Preprocess stuck
🐛 Bug
On executing python scripts/preprocess.py cnndm --mode pipeline
Preprocessing stuck at this point:

some of the oraclewords are not generated too.

Environment
- fairseq Version (e.g., 1.0 or master): recommended commit
- PyTorch Version (e.g., 1.0) : 1.8
- OS (e.g., Linux): Linux
- How you installed fairseq (
pip, source): source - Build command you used (if compiling from source): source
- Python version: 3.6.8
- CUDA/cuDNN version: 10.2
@jxhe @muggin
Hi @nikhilrayaprolu,
I faced the same problem with you, it was because the preprocessing script on whole cnndm training dataset took more than 32GB RAM. I would suggest you to split the train set into several parts, then merge them later after preprocess on those parts finished.

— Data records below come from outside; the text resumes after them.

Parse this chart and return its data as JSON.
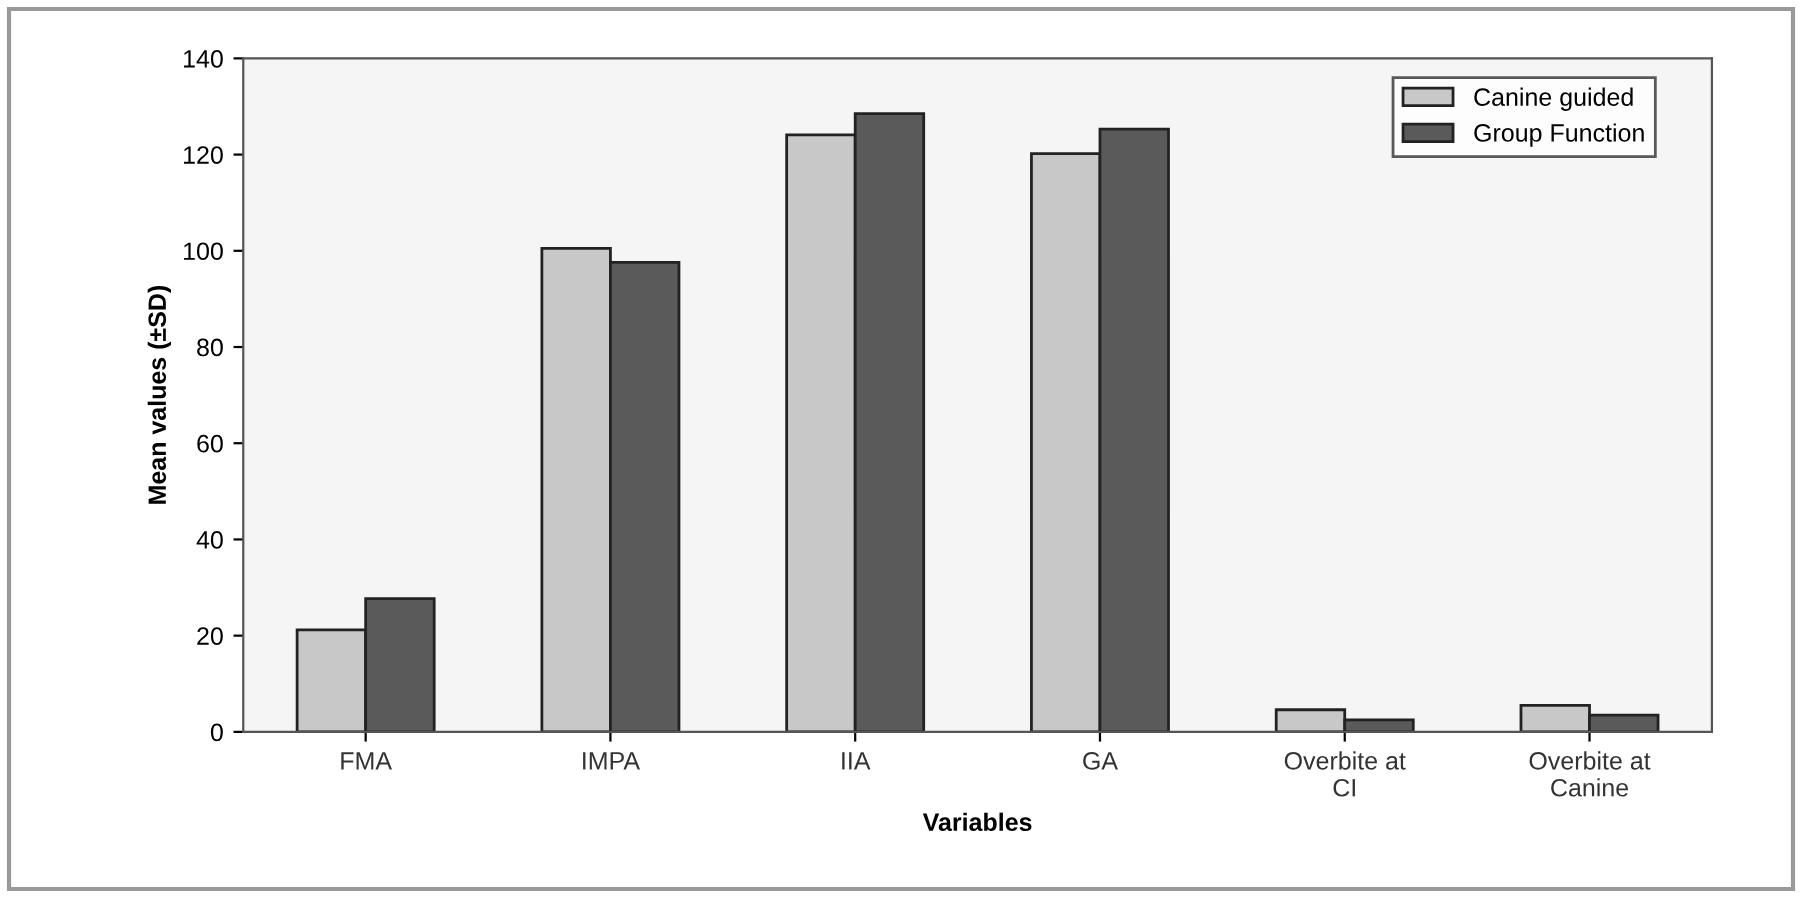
{
  "chart_data": {
    "type": "bar",
    "categories": [
      "FMA",
      "IMPA",
      "IIA",
      "GA",
      "Overbite at\nCI",
      "Overbite at\nCanine"
    ],
    "series": [
      {
        "name": "Canine guided",
        "color": "#c8c8c8",
        "values": [
          21.2,
          100.5,
          124.1,
          120.2,
          4.6,
          5.5
        ]
      },
      {
        "name": "Group Function",
        "color": "#5a5a5a",
        "values": [
          27.7,
          97.6,
          128.5,
          125.3,
          2.5,
          3.5
        ]
      }
    ],
    "xlabel": "Variables",
    "ylabel": "Mean values (±SD)",
    "ylim": [
      0,
      140
    ],
    "yticks": [
      0,
      20,
      40,
      60,
      80,
      100,
      120,
      140
    ],
    "grid": false,
    "legend": "top right"
  }
}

thanks for the reply @geeraay
@geeraay can you provide some more explanation on how the splitting and merging is done. Any accompanying code would really be helpful.
I don't remember the exact step I've done back then, but the idea is this.
I did something like
split -n l/${nsplit} /path-to-file/train.source /path-to-file/train.source.
it will create train.source.00, train.source.01, ... , train.source.${nsplit}
Then I rename the generated files to
train_1.source, train_2.source, ..., train_${nsplit}.source.
After that you could run
python scripts/preprocess.py cnndm --mode pipeline --split train_1,train_2,...,train_${nsplit}
wait until the preprocessing step is done, then I manually copy and paste the generated files into one big train.source file.
Or you can simply use bigger RAM machine to preprocess without splitting the file.